As the public comment period continues on the proposed amendments to the Federal Rules of Civil Procedure, the Senate Judiciary Committee joined in the discussion this week by holding a hearing on the proposals. The hearing provided another opportunity for comment on the proposed rules and their potential impact. Andrew Pincus, a partner at Mayer Brown, began his testimony at the hearing with, and also included in his written testimony, a quote from IAALS’ and the American College of Trial Lawyers Task Force on Discovery and Civil Justice’s Final Report from 2009, which recognizes major themes that emerged from a survey of the College Fellows. One theme, which Mr. Pincus highlighted, is:
Although the civil justice system is not broken, it is in serious need of repair. In many jurisdictions, today’s system takes too long and costs too much. Some deserving cases are not brought because the cost of pursuing them fails a rational cost-benefit test while some other cases of questionable merit and smaller cases are settled rather than tried because it costs too much to litigate them.

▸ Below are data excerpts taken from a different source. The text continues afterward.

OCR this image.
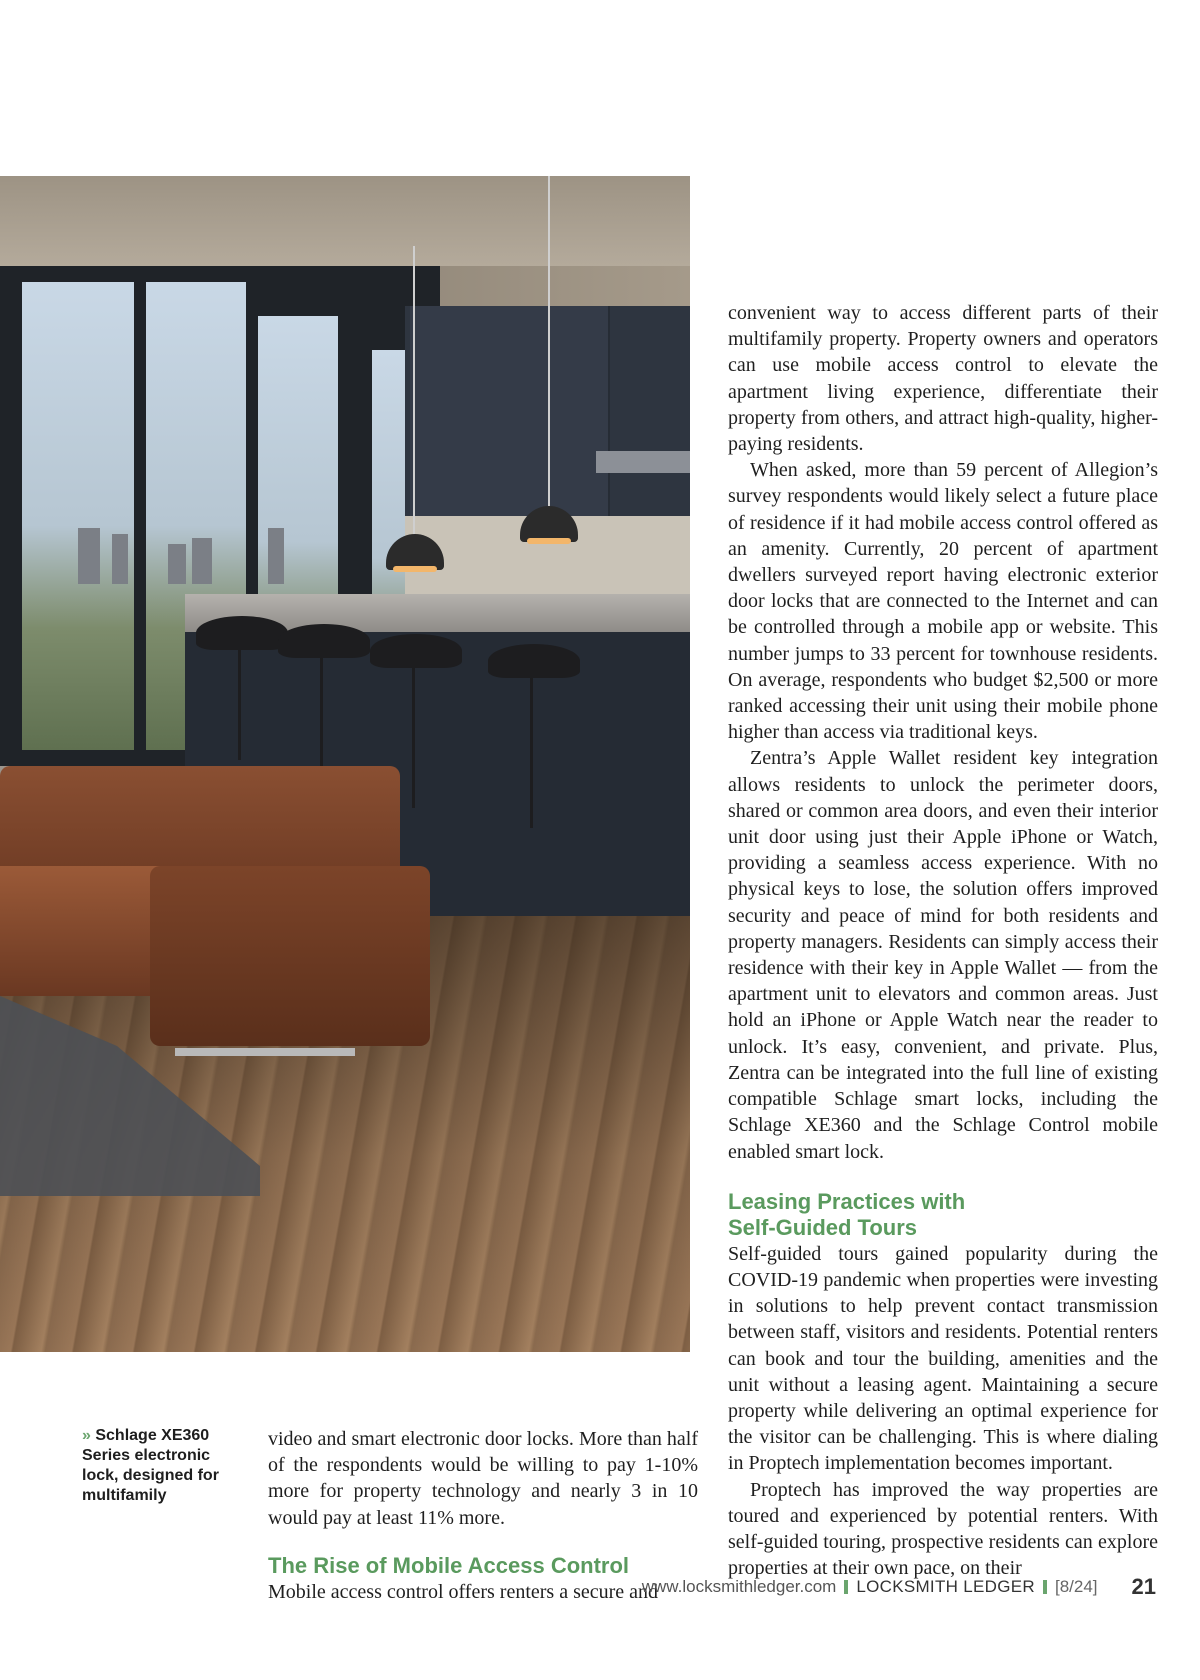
» Schlage XE360 Series electronic lock, designed for multifamily

video and smart electronic door locks. More than half of the respondents would be willing to pay 1-10% more for property technology and nearly 3 in 10 would pay at least 11% more.

The Rise of Mobile Access Control

Mobile access control offers renters a secure and

convenient way to access different parts of their multifamily property. Property owners and operators can use mobile access control to elevate the apartment living experience, differentiate their property from others, and attract high-quality, higher-paying residents.

When asked, more than 59 percent of Allegion’s survey respondents would likely select a future place of residence if it had mobile access control offered as an amenity. Currently, 20 percent of apartment dwellers surveyed report having electronic exterior door locks that are connected to the Internet and can be controlled through a mobile app or website. This number jumps to 33 percent for townhouse residents. On average, respondents who budget $2,500 or more ranked accessing their unit using their mobile phone higher than access via traditional keys.

Zentra’s Apple Wallet resident key integration allows residents to unlock the perimeter doors, shared or common area doors, and even their interior unit door using just their Apple iPhone or Watch, providing a seamless access experience. With no physical keys to lose, the solution offers improved security and peace of mind for both residents and property managers. Residents can simply access their residence with their key in Apple Wallet — from the apartment unit to elevators and common areas. Just hold an iPhone or Apple Watch near the reader to unlock. It’s easy, convenient, and private. Plus, Zentra can be integrated into the full line of existing compatible Schlage smart locks, including the Schlage XE360 and the Schlage Control mobile enabled smart lock.

Leasing Practices with
Self-Guided Tours

Self-guided tours gained popularity during the COVID-19 pandemic when properties were investing in solutions to help prevent contact transmission between staff, visitors and residents. Potential renters can book and tour the building, amenities and the unit without a leasing agent. Maintaining a secure property while delivering an optimal experience for the visitor can be challenging. This is where dialing in Proptech implementation becomes important.

Proptech has improved the way properties are toured and experienced by potential renters. With self-guided touring, prospective residents can explore properties at their own pace, on their

www.locksmithledger.com LOCKSMITH LEDGER [8/24] 21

This theme underlies the current proposed amendments, particularly the proposal to give proportionality greater prominence by making it a part of the scope of discovery. While there are differing opinions on the impact of these proposals, there was a consistent message from the hearing that empirical research plays an important role in our analysis of these issues. We agree that this is an essential piece of the puzzle, and one which ties in directly with one of our goals in the Rule One Initiative: providing ongoing empirical research to assess which processes and procedures best achieve access, efficiency, and accountability in the civil justice system.